The Pamphlet Collection of Sir Robert Stout: Volume 42
9.—Our Duty not to Decline
9.—Our Duty not to Decline.
Mr Stout is anxious that the members of his Association, or sect, be "burning and shining lights." They are to regard it as their "duty to show that a disbelief in the popular creeds does not lessen their respect for what is right and just." We will try to pick out the meaning; it is vague and most difficult to analyse, yet I presume there is a general meaning to be culled from it. I shall paraphrase it thus—It is incumbent on us who have cast off, or discarded, the beliefs of the community in general, to evince by our conduct that we have not thereby become less respectful to those principles which we individually deem to be right and just. That, at least, would be a wise policy. If they could not walk up to this poverty-stricken sense of duty, hope for their Society's progress might soon die out. This little sermon is a cruel tell tale. They are urged to bear in mind the duty they are under to exert themselves to prevent their sinking below their former standard of moral rectitude. It is a virtual admission that there is a tendency under their principles to sink, and they are urged to fortify the weak part, lest they themselves break through and expose the flaw to those whose eyes are surrounding them. I should have expected an exhortation to endeavour to gain a higher level—to show a more perfect respect for the right and just—if the preacher had a conviction that his "non creedo" was more excellent than the popular beliefs. But evidently, sensible of the danger to which his party is exposed, he exhorts to vigilance against a fall.
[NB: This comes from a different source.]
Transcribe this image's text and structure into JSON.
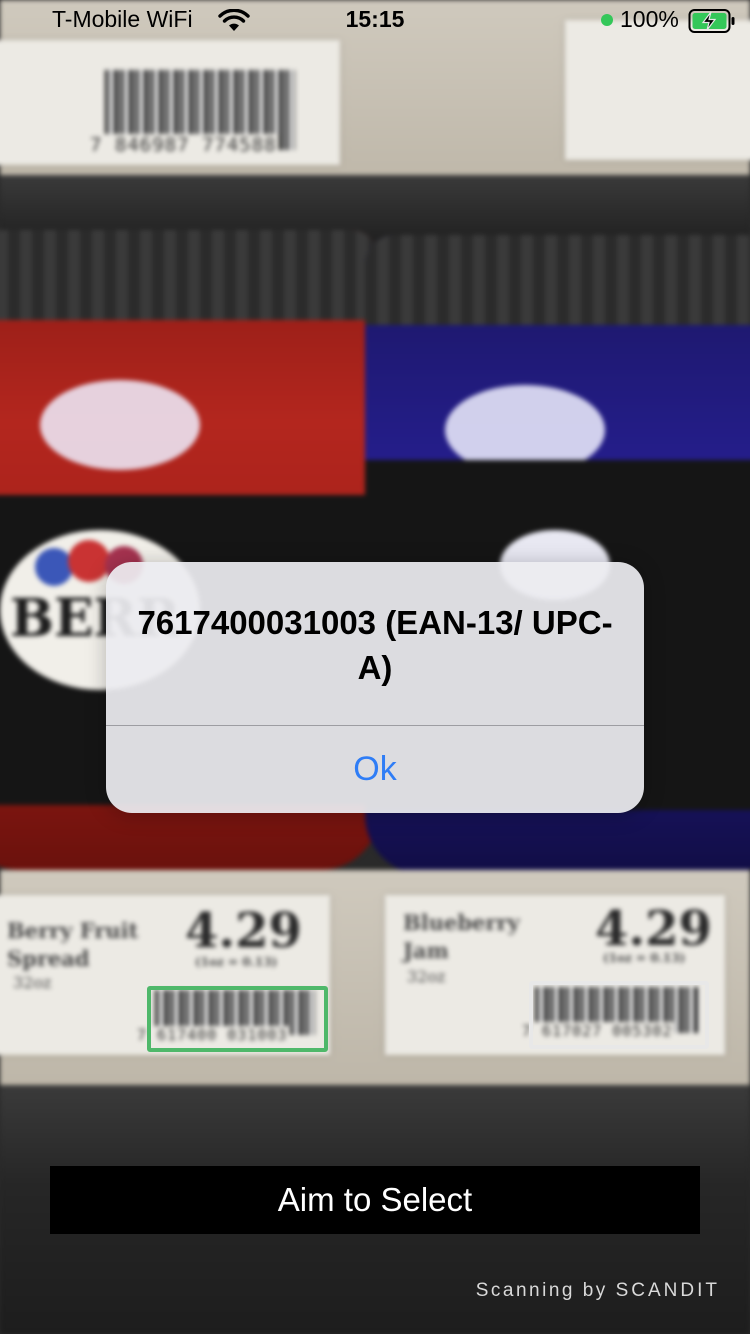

His cry is not the noble "Excelsior," but the humble "beware of pitfalls." He points, not to "Saint Augustine's ladder," urging its ascent, but with eyes fixed on the ground, and perplexity in his mind, he calls to his companions "the ground is treacherous, your duty is to show that you can get through without losing your shoes, or soiling your garments." So long as they escape degrading themselves below their former selves they walk up to the requitements of their "duty." There is here no aspiration after a purer or more perfectly virtuous life; no incentive to outgrow the old stateby reaching "forward to that which is before." The word is not "let us strive to become better and wiser men," but "let us watch we do not become worse men." Unworthy motto!